Wenders celebró que las 3D incorporasen la dimensión del espacio en lo que se ve en la pantalla, con la consiguiente experiencia inmersiva que eso supone para el espectador. Para ser filmadas, las hermosas coreografías de Pina Bausch necesitaban de ese parámetro espacial, porque su danza trabaja específicamente la relación del cuerpo con los elementos y los objetos que se encuentran en el escenario. Bausch murió de cáncer antes de que Wenders pudiera empezar a rodar, una más de las víctimas de una filmografía que ha vampirizado en más de una ocasión el talento de un artista moribundo (desde el Nicholas Ray de «Relámpago sobre el agua» hasta el Antonioni de «Más allá de las nubes»).

Lugares comunes

En esta evocación de la figura de Bausch, que combina fragmentos de sus coreografías, danzas inspiradas en su trabajo y breves declaraciones de decenas de bailarines de su compañía, las 3D saben poner en contacto los cuerpos en movimiento del escenario con la mirada del público. El problema es que, en «Pina», el acercamiento a los métodos creativos de Bausch es bastante superficial, y la acumulación de coreografías ejecutadas por sus colaboradores no ayuda a despejar la niebla de lugares comunes que empañan su retrato.

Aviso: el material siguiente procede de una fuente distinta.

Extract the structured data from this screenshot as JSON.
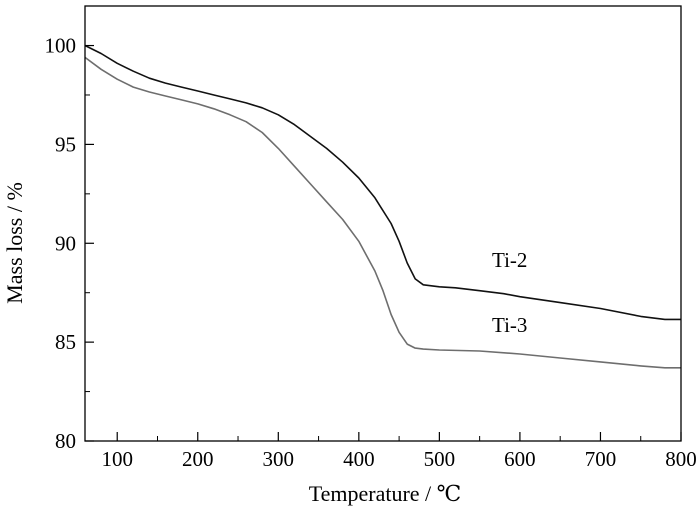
{
  "chart_data": {
    "type": "line",
    "title": "",
    "xlabel": "Temperature / ℃",
    "ylabel": "Mass loss / %",
    "xlim": [
      60,
      800
    ],
    "ylim": [
      80,
      102
    ],
    "x_ticks": [
      100,
      200,
      300,
      400,
      500,
      600,
      700,
      800
    ],
    "y_ticks": [
      80,
      85,
      90,
      95,
      100
    ],
    "grid": false,
    "legend": "inline labels",
    "series": [
      {
        "name": "Ti-2",
        "color": "#111111",
        "points": [
          [
            60,
            100.0
          ],
          [
            80,
            99.6
          ],
          [
            100,
            99.1
          ],
          [
            120,
            98.7
          ],
          [
            140,
            98.35
          ],
          [
            160,
            98.1
          ],
          [
            180,
            97.9
          ],
          [
            200,
            97.7
          ],
          [
            220,
            97.5
          ],
          [
            240,
            97.3
          ],
          [
            260,
            97.1
          ],
          [
            280,
            96.85
          ],
          [
            300,
            96.5
          ],
          [
            320,
            96.0
          ],
          [
            340,
            95.4
          ],
          [
            360,
            94.8
          ],
          [
            380,
            94.1
          ],
          [
            400,
            93.3
          ],
          [
            420,
            92.3
          ],
          [
            440,
            91.0
          ],
          [
            450,
            90.1
          ],
          [
            460,
            89.0
          ],
          [
            470,
            88.2
          ],
          [
            480,
            87.9
          ],
          [
            500,
            87.8
          ],
          [
            520,
            87.75
          ],
          [
            550,
            87.6
          ],
          [
            580,
            87.45
          ],
          [
            600,
            87.3
          ],
          [
            650,
            87.0
          ],
          [
            700,
            86.7
          ],
          [
            750,
            86.3
          ],
          [
            780,
            86.15
          ],
          [
            800,
            86.15
          ]
        ]
      },
      {
        "name": "Ti-3",
        "color": "#6e6e6e",
        "points": [
          [
            60,
            99.4
          ],
          [
            80,
            98.8
          ],
          [
            100,
            98.3
          ],
          [
            120,
            97.9
          ],
          [
            140,
            97.65
          ],
          [
            160,
            97.45
          ],
          [
            180,
            97.25
          ],
          [
            200,
            97.05
          ],
          [
            220,
            96.8
          ],
          [
            240,
            96.5
          ],
          [
            260,
            96.15
          ],
          [
            280,
            95.6
          ],
          [
            300,
            94.8
          ],
          [
            320,
            93.9
          ],
          [
            340,
            93.0
          ],
          [
            360,
            92.1
          ],
          [
            380,
            91.2
          ],
          [
            400,
            90.1
          ],
          [
            420,
            88.6
          ],
          [
            430,
            87.6
          ],
          [
            440,
            86.4
          ],
          [
            450,
            85.5
          ],
          [
            460,
            84.9
          ],
          [
            470,
            84.7
          ],
          [
            480,
            84.65
          ],
          [
            500,
            84.6
          ],
          [
            550,
            84.55
          ],
          [
            600,
            84.4
          ],
          [
            650,
            84.2
          ],
          [
            700,
            84.0
          ],
          [
            750,
            83.8
          ],
          [
            780,
            83.7
          ],
          [
            800,
            83.7
          ]
        ]
      }
    ]
  }
}
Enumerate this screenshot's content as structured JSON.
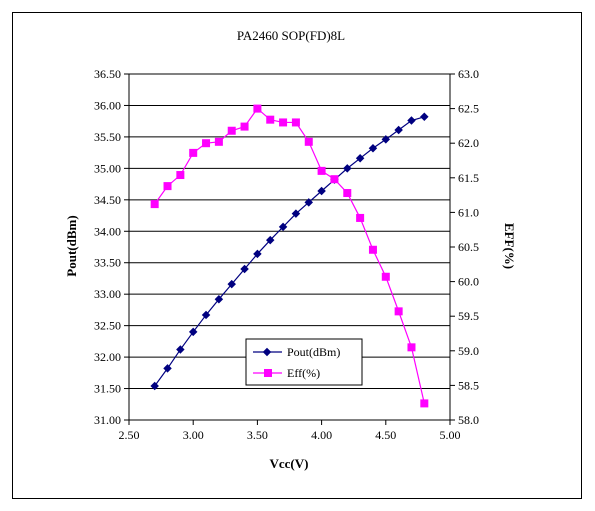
{
  "chart_data": {
    "type": "line",
    "title": "PA2460 SOP(FD)8L",
    "xlabel": "Vcc(V)",
    "ylabel": "Pout(dBm)",
    "y2label": "EFF(%)",
    "xlim": [
      2.5,
      5.0
    ],
    "ylim": [
      31.0,
      36.5
    ],
    "y2lim": [
      58.0,
      63.0
    ],
    "x_ticks": [
      "2.50",
      "3.00",
      "3.50",
      "4.00",
      "4.50",
      "5.00"
    ],
    "y_ticks": [
      "31.00",
      "31.50",
      "32.00",
      "32.50",
      "33.00",
      "33.50",
      "34.00",
      "34.50",
      "35.00",
      "35.50",
      "36.00",
      "36.50"
    ],
    "y2_ticks": [
      "58.0",
      "58.5",
      "59.0",
      "59.5",
      "60.0",
      "60.5",
      "61.0",
      "61.5",
      "62.0",
      "62.5",
      "63.0"
    ],
    "grid": "horizontal",
    "legend_position": "center-bottom",
    "x": [
      2.7,
      2.8,
      2.9,
      3.0,
      3.1,
      3.2,
      3.3,
      3.4,
      3.5,
      3.6,
      3.7,
      3.8,
      3.9,
      4.0,
      4.1,
      4.2,
      4.3,
      4.4,
      4.5,
      4.6,
      4.7,
      4.8
    ],
    "series": [
      {
        "name": "Pout(dBm)",
        "axis": "left",
        "color": "#000080",
        "marker": "diamond",
        "values": [
          31.54,
          31.82,
          32.12,
          32.4,
          32.67,
          32.92,
          33.16,
          33.4,
          33.64,
          33.86,
          34.07,
          34.28,
          34.46,
          34.64,
          34.82,
          35.0,
          35.16,
          35.32,
          35.46,
          35.61,
          35.76,
          35.82
        ]
      },
      {
        "name": "Eff(%)",
        "axis": "right",
        "color": "#ff00ff",
        "marker": "square",
        "values": [
          61.12,
          61.38,
          61.54,
          61.86,
          62.0,
          62.02,
          62.18,
          62.24,
          62.5,
          62.34,
          62.3,
          62.3,
          62.02,
          61.6,
          61.48,
          61.28,
          60.92,
          60.46,
          60.07,
          59.57,
          59.05,
          58.24
        ]
      }
    ]
  }
}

Werner Herzog también exprime las posibilidades de las 3D como tecnología envolvente que prolonga el parámetro espacial de la proyección en pantalla. En «Cave of Forgotten Dreams», las 3D son directamente responsables de que podamos tocar con los ojos las pinturas rupestres descubiertas en Chauvet-Pont-d'Arc en 1994, las más antiguas (32.000 años) del mundo. Es una experiencia única, irrepetible, dado que Herzog ha sido el único cineasta que ha obtenido permiso para filmarlas. Quizá por la excepcionalidad del evento, el director alemán abusa un poco de esas fascinantes imágenes, aunque en realidad sólo sean una bella excusa para que se interrogue sobre el origen del alma humana y las huellas de la memoria, mientras entrevista a paleontólogos, arqueólogos y expertos varios sobre las simpáticas excentricidades que puede encontrarse en su camino.

A Michel Ocelot, que compitió en sección oficial con «Historias de la noche», la dimensión espacial no le interesa lo más mínimo. En esta película de animación en 3D, el director de «Kiriku y la bruja» utiliza esta técnica para evocar el teatro de sombras chinescas. Las seis historias que configuran estas «Mil y una noches» gestadas en la trastienda de una sala de cine abandonada son fábulas sobre la fuerza del amor que se desarrollan en un plano sin profundidad, donde las siluetas negras de los personajes se funden con el colorido fondo al que pertenecen.


El plantón de Madonna
«Fans» y fotógrafos buscaron ayer en vano a la artista en Berlín, en donde se encuentra promocionando su segunda película, aunque quién lo diría dado el extremo secretismo que rodea cada movimiento de la actriz. Decenas de reporteros gráficos y seguidores se apostaron sin éxito en los alrededores del lujoso hotel Soho house, donde supuestamente presentó ayer su largometraje «W.E» ante personalidades del sector, y en el Ritz-Carlton, donde se rumoreó que podría haberse alojado.Lo único seguro es que aterrizó el sábado en Berlín después de un vuelo desde Londres en un avión privado. Lo demás pertenece casi a la leyenda.